Fox News: "You've been adamant in saying we don't need American boots on the ground."

The White House: "I will not put American boots on the ground in Syria."

CNN"No one that has the stomach right to put any of their boots on the ground."

Yet as ISIS solidifies its hold on northern Iraq and Syria, some conservative critics have an idea: If Obama won't put U.S. boots toe-to-toe against ISIS militants, maybe he should buy some new ones.

BILL O'REILLY VIA CBS"The United States would train and pay well mercenary troops from all over the world. We would select them, the special forces would train them, 25,000 man force to be deployed to fight on the ground."

It would be a U.S.-funded mercenary army, and it's not just O'Reilly's idea. Former Blackwater CEO Erik Prince has called for the United States to "let the private sector finish the job" in Syria.

The argument is that mercenaries bring the best of both worlds to a nation that wants to see ISIS defeated but doesn't necessarily want to spill soldiers' blood doing it.

But detractors argue that mercenaries are unpredictable, and less accountable than the armed forces. Blackwater, the largest private security firm in the world, was accused by the FBI of killing 14 innocent Iraqi civilians in 2007.

They can also be difficult to control. A Blackwater manager in Iraq threatened to murder a State Department employee investigating the firm, causing the employee to cancel the investigation and return to the U.S.

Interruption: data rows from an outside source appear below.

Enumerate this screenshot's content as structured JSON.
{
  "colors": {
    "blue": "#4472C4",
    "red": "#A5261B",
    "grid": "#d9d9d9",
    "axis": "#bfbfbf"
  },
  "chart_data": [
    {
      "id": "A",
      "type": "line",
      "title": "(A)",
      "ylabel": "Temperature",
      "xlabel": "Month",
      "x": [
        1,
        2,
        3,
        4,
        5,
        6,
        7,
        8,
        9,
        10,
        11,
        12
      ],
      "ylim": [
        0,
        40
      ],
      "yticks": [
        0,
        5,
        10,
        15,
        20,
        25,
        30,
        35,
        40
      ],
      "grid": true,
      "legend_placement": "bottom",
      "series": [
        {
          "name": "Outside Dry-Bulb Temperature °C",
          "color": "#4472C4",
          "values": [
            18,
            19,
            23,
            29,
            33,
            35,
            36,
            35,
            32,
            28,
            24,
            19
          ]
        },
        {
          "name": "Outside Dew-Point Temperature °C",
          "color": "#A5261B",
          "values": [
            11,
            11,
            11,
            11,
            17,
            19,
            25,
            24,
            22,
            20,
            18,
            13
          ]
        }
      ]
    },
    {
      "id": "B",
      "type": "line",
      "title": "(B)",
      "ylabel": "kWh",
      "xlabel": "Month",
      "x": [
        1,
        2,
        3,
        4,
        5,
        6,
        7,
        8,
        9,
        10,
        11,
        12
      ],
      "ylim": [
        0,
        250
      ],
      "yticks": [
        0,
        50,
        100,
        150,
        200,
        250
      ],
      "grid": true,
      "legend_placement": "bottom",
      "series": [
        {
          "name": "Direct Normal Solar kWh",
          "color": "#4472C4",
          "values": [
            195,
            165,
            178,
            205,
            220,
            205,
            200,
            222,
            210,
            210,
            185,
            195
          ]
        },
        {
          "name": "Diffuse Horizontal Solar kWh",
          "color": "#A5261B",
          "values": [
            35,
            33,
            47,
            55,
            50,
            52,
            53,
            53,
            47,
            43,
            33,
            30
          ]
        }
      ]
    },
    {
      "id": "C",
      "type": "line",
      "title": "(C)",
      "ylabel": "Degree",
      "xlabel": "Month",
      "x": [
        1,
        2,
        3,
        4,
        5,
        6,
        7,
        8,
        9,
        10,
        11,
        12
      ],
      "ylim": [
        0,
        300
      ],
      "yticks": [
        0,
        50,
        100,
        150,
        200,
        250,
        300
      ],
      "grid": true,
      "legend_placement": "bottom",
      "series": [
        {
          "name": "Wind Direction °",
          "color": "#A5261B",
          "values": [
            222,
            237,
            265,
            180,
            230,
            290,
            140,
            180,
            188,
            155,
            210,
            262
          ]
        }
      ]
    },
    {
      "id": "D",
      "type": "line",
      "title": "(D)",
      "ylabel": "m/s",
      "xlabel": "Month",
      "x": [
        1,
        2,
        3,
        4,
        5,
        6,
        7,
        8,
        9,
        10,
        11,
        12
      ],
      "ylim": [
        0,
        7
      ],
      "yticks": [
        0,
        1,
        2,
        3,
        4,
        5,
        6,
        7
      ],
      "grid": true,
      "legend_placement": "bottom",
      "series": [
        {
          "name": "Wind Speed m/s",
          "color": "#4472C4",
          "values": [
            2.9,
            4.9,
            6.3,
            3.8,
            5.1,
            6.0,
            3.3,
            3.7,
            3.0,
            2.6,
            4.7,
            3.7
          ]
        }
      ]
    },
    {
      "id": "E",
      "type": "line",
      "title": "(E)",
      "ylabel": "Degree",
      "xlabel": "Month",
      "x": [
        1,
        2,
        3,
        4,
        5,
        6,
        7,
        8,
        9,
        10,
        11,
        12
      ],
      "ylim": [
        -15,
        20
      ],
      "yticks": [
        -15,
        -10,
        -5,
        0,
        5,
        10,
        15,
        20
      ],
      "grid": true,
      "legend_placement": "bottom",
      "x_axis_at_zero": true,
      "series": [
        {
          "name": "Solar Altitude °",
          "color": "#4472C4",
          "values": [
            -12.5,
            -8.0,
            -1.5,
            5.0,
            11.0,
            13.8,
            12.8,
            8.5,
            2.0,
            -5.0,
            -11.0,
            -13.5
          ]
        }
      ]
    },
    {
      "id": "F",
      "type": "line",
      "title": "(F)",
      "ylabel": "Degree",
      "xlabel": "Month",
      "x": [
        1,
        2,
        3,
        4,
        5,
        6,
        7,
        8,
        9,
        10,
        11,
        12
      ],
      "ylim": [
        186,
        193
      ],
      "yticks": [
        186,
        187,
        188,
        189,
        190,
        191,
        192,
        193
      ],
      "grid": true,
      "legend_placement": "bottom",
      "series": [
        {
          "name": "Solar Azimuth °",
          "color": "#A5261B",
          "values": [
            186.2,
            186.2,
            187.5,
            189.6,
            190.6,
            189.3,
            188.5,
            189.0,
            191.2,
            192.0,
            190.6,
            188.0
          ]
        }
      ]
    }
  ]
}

Others argue that it's irresponsible for the U.S. to pass the burden of its security onto others.

DR. TOM NICHOLS VIA FOX NEWS: "This is a terrible idea. it's a terrible idea, not just as a practical matter but as a moral matter. It's a morally corrosive idea to try to outsource our national security."

And there's another problem: Mercenaries have been in Syria for years, and so far they haven't worked very well. The Huffington Post points to a 2013 incident when almost 300 Russians were contracted to fight for an oil company in Syria.

Upon arrival, The Interpreter reports the Russians were given a task: to retake some oil equipment from fanatical ISIS militants. 

They attacked and were defeated, and the survivors barely made it home alive. The kicker? Because they failed, they didn't even get paid. (Video via NBC)

But don't close the door on the mercenary army just yet. After all, then-candidate Obama said in 2008 he wouldn't rule out the use of private contractors for warfare.